# A pretty good deal on my old Gen 1 Diesel



## justin13703 (May 2, 2016)

Looks like you took good care of it. Thanks for putting it out there for more people to see.


----------



## BDCCruze (Jul 12, 2017)

Looks like it's gone now.

Mind sharing what you got on the trade and what the listing price was? Kinda curious what dealer markup is. Hard to calculate though because they could give more on trade and just make the new vehicle more expensive to make up for it.


----------



## MRO1791 (Sep 2, 2016)

BDCCruze said:


> Looks like it's gone now.
> 
> Mind sharing what you got on the trade and what the listing price was? Kinda curious what dealer markup is. Hard to calculate though because they could give more on trade and just make the new vehicle more expensive to make up for it.


Sorry for the delay, for some reason the app and the site are very inconsistent with sending me notices.. 

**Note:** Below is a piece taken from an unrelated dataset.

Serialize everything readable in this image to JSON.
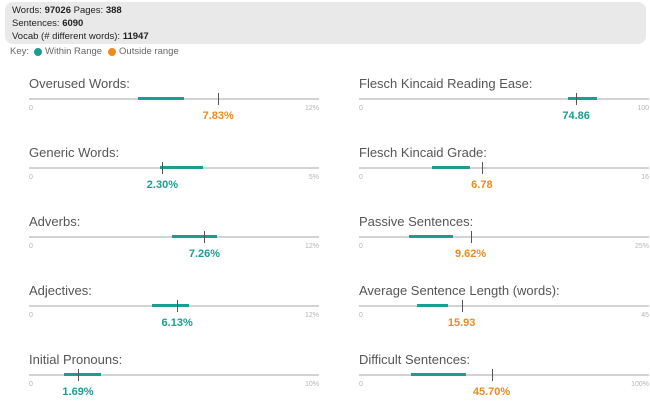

I was initially offered $10K for the trade (that is way too low). I had another dealership offer $11K sight unseen, over e-mail. I told this dealership that they had to match that or it was no deal. They reluctantly did. USAA rated a car in premium condition at trade value $11,340. It might have been just a shade from the most premium condition, really the car was in very good shape, so I figured $11K was fair. I also knew they could get that and more for the sale, so they were in no danger of taking a loss.


----------



## skip66 (Jan 29, 2016)

If anyone is interested, I have a 2014 Cruze diesel that is getting too small for us. 31000 miles. price negotiable.


----------